Bone scintigraphy can show gastric uptake in various conditions, including artifact due to Tc-99m-pertechnetate in radiopharmaceutical preparation, hypercalcemia due to metastatic calcinosis, dialysis patients and gastric carcinoma. In our case, because the thyroid was not visible, visualization of the stomach on the bone scintigraphy cannot be attributed to a faulty preparation containing free Tc-99m-pertechnetate (9).

There are a few cases showing gastric uptake of tracer in advanced gastric cancer patients (10). However, the fact that the extent of tracer uptake is more diffuse and broader than that of gross calcifications seen on CT images makes our case unique.
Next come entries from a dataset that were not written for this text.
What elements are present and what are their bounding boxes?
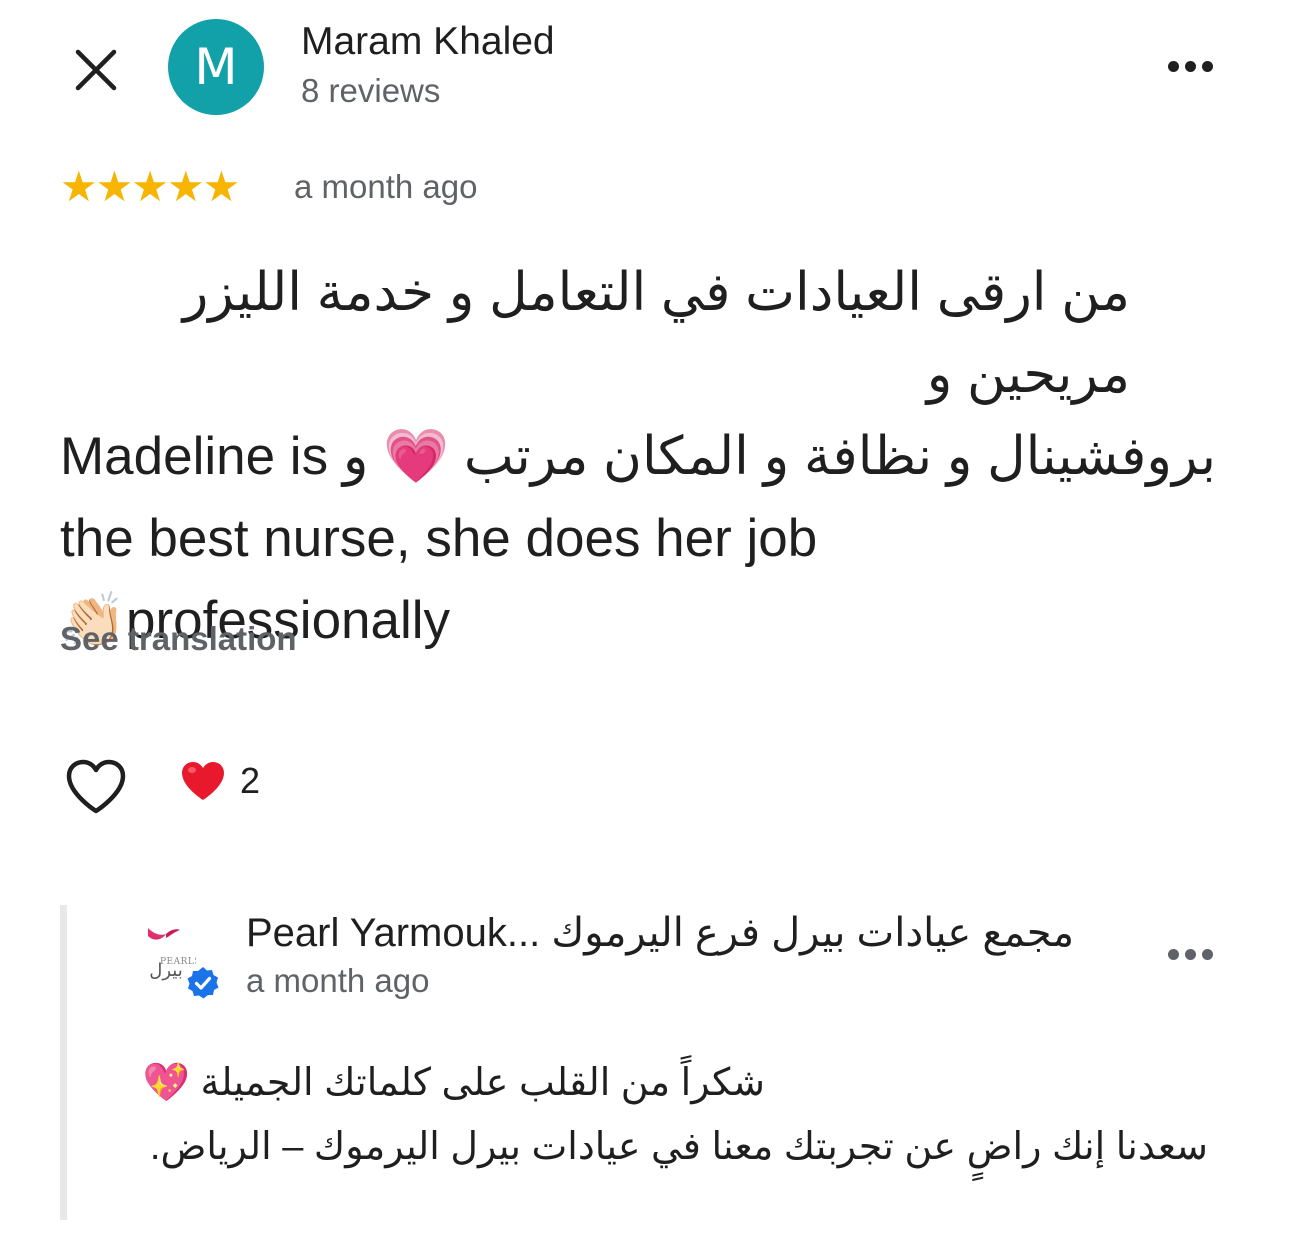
review-text-line: the best nurse, she does her job	[60, 509, 818, 568]
red-heart-icon	[182, 762, 224, 800]
review-text-line: Madeline is و 💗 بروفشينال و نظافة و المك…	[60, 416, 1216, 498]
review-text-arabic-2: بروفشينال و نظافة و المكان مرتب	[463, 427, 1216, 486]
reply-more-options-button[interactable]	[1158, 932, 1222, 976]
more-dot-icon	[1167, 60, 1179, 72]
review-text-arabic-1: من ارقى العيادات في التعامل و خدمة الليز…	[182, 263, 1130, 404]
owner-logo[interactable]: PEARLS بيرل	[120, 920, 201, 982]
more-dot-icon	[1201, 60, 1213, 72]
reviewer-name[interactable]: Maram Khaled	[301, 20, 555, 64]
review-date: a month ago	[294, 168, 478, 205]
close-button[interactable]	[66, 40, 126, 100]
reaction-count: 2	[240, 760, 261, 801]
see-translation-link[interactable]: See translation	[60, 620, 297, 658]
more-dot-icon	[1201, 948, 1213, 960]
review-text-waw: و	[342, 427, 369, 486]
reaction-summary[interactable]: 2	[180, 760, 260, 802]
more-dot-icon	[1184, 60, 1196, 72]
review-text: من ارقى العيادات في التعامل و خدمة الليز…	[60, 252, 1216, 662]
more-dot-icon	[1184, 948, 1196, 960]
review-text-english-2: Madeline is	[60, 427, 329, 486]
owner-reply-line: سعدنا إنك راضٍ عن تجربتك معنا في عيادات …	[149, 1126, 1208, 1168]
close-icon	[75, 49, 117, 91]
reply-divider	[60, 905, 67, 1220]
review-text-line: من ارقى العيادات في التعامل و خدمة الليز…	[60, 252, 1130, 416]
more-dot-icon	[1167, 948, 1179, 960]
like-button[interactable]	[62, 753, 130, 821]
owner-reply-date: a month ago	[246, 962, 430, 999]
reviewer-review-count: 8 reviews	[301, 72, 441, 109]
heart-outline-icon	[66, 759, 126, 814]
owner-reply-line: شكراً من القلب على كلماتك الجميلة 💖	[142, 1062, 765, 1104]
owner-name[interactable]: Pearl Yarmouk... مجمع عيادات بيرل فرع ال…	[246, 910, 1074, 956]
verified-badge-icon	[186, 966, 220, 1000]
logo-text-arabic: بيرل	[149, 960, 182, 981]
avatar[interactable]: M	[168, 19, 264, 115]
pink-heart-emoji: 💗	[383, 426, 450, 487]
more-options-button[interactable]	[1158, 44, 1222, 88]
star-rating: ★★★★★	[60, 162, 240, 211]
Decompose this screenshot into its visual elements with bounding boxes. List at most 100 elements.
This may suggest the presence of micro-calcifications in the gastric wall which is not seen on CT images but is detected in bone scintigraphy.

In summary, we describe a rare case showing gastric uptake of Tc-99m DPD in an advanced gastric cancer patient. The extent of tracer uptake in the gastric walls was more diffuse and broader than that of gross calcifications seen on CT images. Calcified gastric cancer is rare, but it was possible to detect even micro-calcifications with Tc-99m DPD bone scintigraphy. As exemplified by this case, recognition of extra-skeletal Tc-99m DPD uptake may enhance the diagnostic value of bone scintigraphy.